The bathroom needs to be cleaned, and when I go in there I can remember my father baring his teeth and subtly abusing me in ways that I didn't recognize as unwholesome since that kind of treatment from him is what I've been trained to expect. I've written about the incident elsewhere, but it keeps coming up at odd moments, sometimes when I'm not in the bathroom or thinking about my dad, these thoughts will creep into my mind and I wonder what kind of a person could be so naive and so compliant to participate in their own traumatization. My sister said I didn't see the manipulation because I don't have a tendency to manipulate others, I'm not sure if that helped, or just confused me more since I often view myself as manipulative.

Right now I have this small group of habits that I'm working on expanding. Going to the doctor will be a big step to me. I'm afraid of going, afraid of what they might find, afraid of them being cold and clinical and uncaring. Afraid that they will overlook something subtle or obvious, afraid that the money will be wasted on an appointment. Afraid of future expenses that may be associated with further testing they may want, and this is completely illogical, but I have this belief that a medical degree means that you're some sort of super human who has their life figured out despite having many friends in medicine who have shared things with me that fly in the face of this belief.

I also have a problem feeling as if people are not listening to me when I am talking to them. When I was either 22, or 23 I went to the doctor for terrible pain in my knees and elbows. I still have this pain, it keeps me from sleeping and today I have a problem because I really liked the doctor that I saw back then, but the extra strength ibuprofen that she prescribed tore apart my stomach and didn't really do anything to alleviate the discomfort. Years ago a doctor told me that what I have is rare, and there wouldn't be a routine screening or questions that would lead a regular doctor to order labs that would reveal auto-immune conditions.

I felt as if the implication there was that the doctor was not at fault, I'm not saying she was, I'm saying that for more than a decade I went to people telling them that I had this pain and these other symptoms and no one was able to put this sequence together and arrive at a diagnosis, and now that I do have the medical names for these things, I don't have the kind of free and easy movements others enjoy. I am absolutely better than I was, however that is subjective and I know we all have something, but it seems like I'm caught in the gap between not deathly ill and not well enough to work and play the way that I would like.

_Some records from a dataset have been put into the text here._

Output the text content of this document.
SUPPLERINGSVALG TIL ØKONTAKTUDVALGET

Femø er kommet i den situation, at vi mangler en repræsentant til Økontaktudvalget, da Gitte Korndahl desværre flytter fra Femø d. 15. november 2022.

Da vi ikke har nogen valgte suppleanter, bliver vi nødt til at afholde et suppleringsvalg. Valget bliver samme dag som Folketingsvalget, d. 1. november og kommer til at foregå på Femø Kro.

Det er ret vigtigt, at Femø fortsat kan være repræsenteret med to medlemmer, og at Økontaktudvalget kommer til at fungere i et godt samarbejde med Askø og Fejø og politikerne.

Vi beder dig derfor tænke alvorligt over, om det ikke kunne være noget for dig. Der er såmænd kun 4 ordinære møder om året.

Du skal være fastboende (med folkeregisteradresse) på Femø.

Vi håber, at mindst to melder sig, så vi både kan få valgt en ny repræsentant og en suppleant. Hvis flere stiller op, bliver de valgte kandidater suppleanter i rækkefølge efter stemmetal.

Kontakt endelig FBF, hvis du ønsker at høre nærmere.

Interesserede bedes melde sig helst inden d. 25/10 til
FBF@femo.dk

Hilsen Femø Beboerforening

Today I took a bath that had essential oils of lemon and basil. Using essential oils topically or having them diffuse throughout the house eases my breathing and I am very grateful that I finally spent the money on them and a great book that has more applications than I'm going to be able to use throughout my life as I will never be a man or a child again. A good thing about having not much energy and decluttering around the house is things are easier for me at home, but I feel as if I should be able to do more and not live with this type of pain and discomfort on a daily basis.

We finally gave up our membership at the YMCA, part of me is mourning the loss of the sauna, especially as the winter weather chills me, but we can't really afford it right now. Sometimes I feel like writing helps, other times I feel like I'm spinning my wheels and not really getting anywhere with it which is how I'm feeling now. I'm cold, kind of tired, my stomach isn't feeling the greatest and my skin is so dry that the parts that didn't get oil kind of hurt. I'm really sad today even though the sun is shining through my windows. I wish I could be a cat lying down in a warm patch of sunshine. Maybe I'll take a nap and dream about that.

After posting this I only need 9 XP to get to level 14, when did that happen?